Hypotrichosis associated with capillary malformation-arteriovenous malformation syndrome.

BACKGROUND: Capillary malformation-arteriovenous malformation (CM-AVM) syndrome is associated with multifocal small CMs and a high risk for high-flow lesions. It is an autosomal dominant disorder, caused by RASA1 gene mutations. Recently, two novel clinical features have been identified: numerous small pale halos with central punctate red spots, and naevus anemicus.

OBJECTIVES: To identify the prevalence of the new clinical manifestations in our patients with CM-AVM. The secondary objective was to investigate the presence of other skin lesions.

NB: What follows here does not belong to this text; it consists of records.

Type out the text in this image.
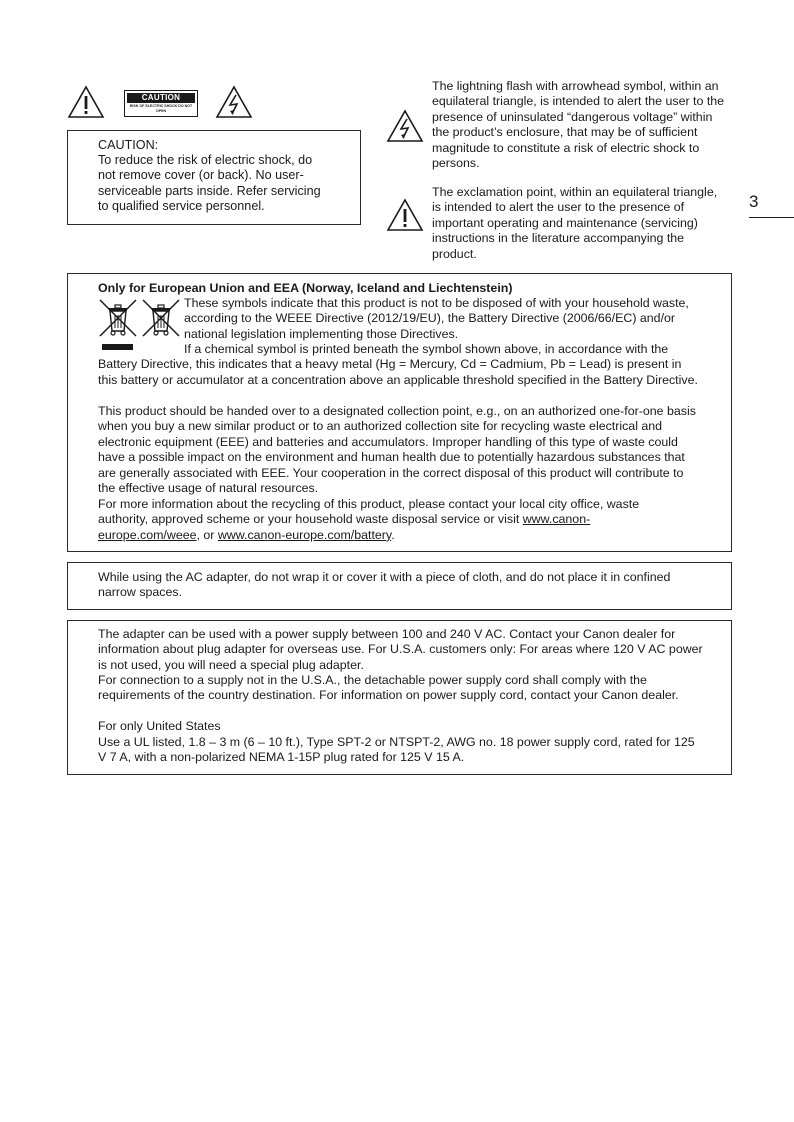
CAUTION
RISK OF ELECTRIC SHOCK DO NOT OPEN
CAUTION:
To reduce the risk of electric shock, do not remove cover (or back). No user-serviceable parts inside. Refer servicing to qualified service personnel.
The lightning flash with arrowhead symbol, within an equilateral triangle, is intended to alert the user to the presence of uninsulated “dangerous voltage” within the product’s enclosure, that may be of sufficient magnitude to constitute a risk of electric shock to persons.
The exclamation point, within an equilateral triangle, is intended to alert the user to the presence of important operating and maintenance (servicing) instructions in the literature accompanying the product.
3
Only for European Union and EEA (Norway, Iceland and Liechtenstein)
These symbols indicate that this product is not to be disposed of with your household waste, according to the WEEE Directive (2012/19/EU), the Battery Directive (2006/66/EC) and/or national legislation implementing those Directives.
If a chemical symbol is printed beneath the symbol shown above, in accordance with the Battery Directive, this indicates that a heavy metal (Hg = Mercury, Cd = Cadmium, Pb = Lead) is present in this battery or accumulator at a concentration above an applicable threshold specified in the Battery Directive.
This product should be handed over to a designated collection point, e.g., on an authorized one-for-one basis when you buy a new similar product or to an authorized collection site for recycling waste electrical and electronic equipment (EEE) and batteries and accumulators. Improper handling of this type of waste could have a possible impact on the environment and human health due to potentially hazardous substances that are generally associated with EEE. Your cooperation in the correct disposal of this product will contribute to the effective usage of natural resources.
For more information about the recycling of this product, please contact your local city office, waste authority, approved scheme or your household waste disposal service or visit www.canon-europe.com/weee, or www.canon-europe.com/battery.
While using the AC adapter, do not wrap it or cover it with a piece of cloth, and do not place it in confined narrow spaces.
The adapter can be used with a power supply between 100 and 240 V AC. Contact your Canon dealer for information about plug adapter for overseas use. For U.S.A. customers only: For areas where 120 V AC power is not used, you will need a special plug adapter.
For connection to a supply not in the U.S.A., the detachable power supply cord shall comply with the requirements of the country destination. For information on power supply cord, contact your Canon dealer.
For only United States
Use a UL listed, 1.8 – 3 m (6 – 10 ft.), Type SPT-2 or NTSPT-2, AWG no. 18 power supply cord, rated for 125 V 7 A, with a non-polarized NEMA 1-15P plug rated for 125 V 15 A.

METHODS: We retrospectively searched the picture database of our department for cases with a clinical diagnosis of CM-AVM, based on the identification of multiple cutaneous CMs and a negative history of epistaxis. We prospectively conducted a clinical and dermoscopic skin examination in all of these patients.

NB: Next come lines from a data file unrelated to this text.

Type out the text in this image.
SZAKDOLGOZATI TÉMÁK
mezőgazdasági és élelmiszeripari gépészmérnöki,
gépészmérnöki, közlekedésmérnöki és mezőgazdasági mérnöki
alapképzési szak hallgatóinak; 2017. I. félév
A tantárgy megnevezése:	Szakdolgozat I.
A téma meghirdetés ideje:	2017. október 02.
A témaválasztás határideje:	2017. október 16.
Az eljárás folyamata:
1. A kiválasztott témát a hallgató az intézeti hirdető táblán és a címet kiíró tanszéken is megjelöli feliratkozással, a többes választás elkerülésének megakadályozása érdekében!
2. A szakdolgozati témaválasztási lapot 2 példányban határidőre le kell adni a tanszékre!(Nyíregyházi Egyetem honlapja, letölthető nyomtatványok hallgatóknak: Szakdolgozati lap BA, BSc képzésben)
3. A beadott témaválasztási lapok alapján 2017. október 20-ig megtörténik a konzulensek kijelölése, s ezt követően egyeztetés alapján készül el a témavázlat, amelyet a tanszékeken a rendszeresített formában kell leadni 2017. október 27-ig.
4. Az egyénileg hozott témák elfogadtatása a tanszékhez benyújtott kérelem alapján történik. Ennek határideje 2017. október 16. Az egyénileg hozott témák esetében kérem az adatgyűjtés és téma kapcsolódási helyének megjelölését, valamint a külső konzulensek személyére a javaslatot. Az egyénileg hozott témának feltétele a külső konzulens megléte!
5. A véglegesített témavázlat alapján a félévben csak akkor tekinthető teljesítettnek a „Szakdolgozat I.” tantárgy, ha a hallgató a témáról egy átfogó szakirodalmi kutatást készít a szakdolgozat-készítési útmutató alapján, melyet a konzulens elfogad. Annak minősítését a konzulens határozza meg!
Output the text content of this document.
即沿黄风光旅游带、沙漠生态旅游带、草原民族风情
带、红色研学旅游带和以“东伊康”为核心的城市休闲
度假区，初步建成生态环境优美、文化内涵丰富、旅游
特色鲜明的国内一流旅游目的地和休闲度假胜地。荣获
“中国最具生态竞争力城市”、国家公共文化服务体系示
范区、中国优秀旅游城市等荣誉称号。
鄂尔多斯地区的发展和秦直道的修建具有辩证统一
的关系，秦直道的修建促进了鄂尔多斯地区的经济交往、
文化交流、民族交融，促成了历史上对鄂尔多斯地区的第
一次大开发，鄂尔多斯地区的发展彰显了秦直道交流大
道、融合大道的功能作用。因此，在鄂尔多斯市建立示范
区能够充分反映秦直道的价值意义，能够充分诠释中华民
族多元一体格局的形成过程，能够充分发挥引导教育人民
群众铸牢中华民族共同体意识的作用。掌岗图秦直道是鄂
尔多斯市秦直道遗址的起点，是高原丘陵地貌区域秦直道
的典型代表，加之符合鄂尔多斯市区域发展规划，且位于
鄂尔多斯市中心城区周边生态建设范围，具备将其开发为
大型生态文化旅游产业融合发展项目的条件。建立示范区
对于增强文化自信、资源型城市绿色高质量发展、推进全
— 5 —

RESULTS: Seven patients with multiple CMs were found, and only in one case was a cutaneous AVM present. Five patients had red punctate spots surrounded by pale halos on the upper limbs. Two adult patients also showed multiple telangiectasias on the neck and upper trunk. Naevus anemicus was not detected in any patient. A partial or total absence of vellous hair on the surface of CMs was observed in all patients.

CONCLUSIONS: Red punctate spots with pale halos or small telangiectasias are frequent findings in CM-AVM syndrome. Hypotrichosis on the CMs suggests that RASA1 gene mutations could be involved in the hair follicle proliferation and cell cycle.